How often are we told as doctors? You can’t do this. Don’t do that.

We are sometimes made to feel as if we are two-year-olds.

Now for the good news. An article published by Victor Cotton, MD, JD* pushes the opposite position. Curbside consults. If you follow the basics, you’re on safe ground. A breath of fresh air.

As a neurosurgical resident, we were cautioned to avoid curbside consults. Attending physicians admonished us to get the formal consult. At Ben Taub County Hospital, our service was busy. The internal medicine service was busy. Everyone was busy. The one commodity we did not have was time.

I was forced to use the following strategy to coax an internist to see my patient – one suffering from a head injury, in the Neuro-ICU, with a gazillion lines penetrating his skin and a blood sugar of 450.

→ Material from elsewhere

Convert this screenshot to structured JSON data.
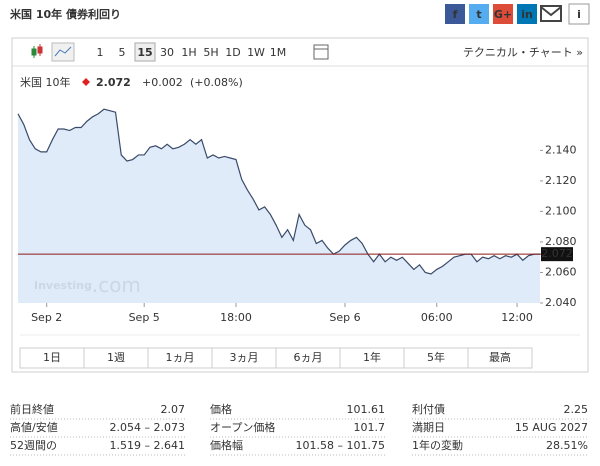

“I know you are really busy and I hate to bother you. I have a patient with severe head injury and a blood sugar of 450. Do you give one amp or two amps of insulin?”

“What! Don’t do anything. We’ll see your patient in a matter of moments.”

Mission accomplished. The more stupid I sounded, the easier it was to get a consultant to the patient’s bedside.

That made no sense to me then. It makes no sense to me today.

The article concluded a true curbside consult does not create any actual liability for the consultant. You read that right. And that’s a breath of fresh air. Here’s the article’s definition of a true curbside consult. ALL criteria must be met:

  1. Is informal;
  2. Occurs between two physicians (neither of whom is subordinate to the other);
  3. Involves a consultant who does not have a preexisting doctor-patient relationship with the affected patient and who is not covering for someone who does;
  4. Does not involve an on-call consultant and the care of a patient who is in the emergency room;
  5. Does not involve any contact between the consultant and the patient;
  6. Does not result in the generation of a written report; and,
  7. For which no payment is received.

By the way, the internists mocked me for weeks for my limited knowledge of blood glucose management. Guess who had the last laugh.
*Cotton VR, Legal Risks of “Curbside” Consults, Am J Cardiol. 2010; 106(1):135-8. Epub 2010 May 13.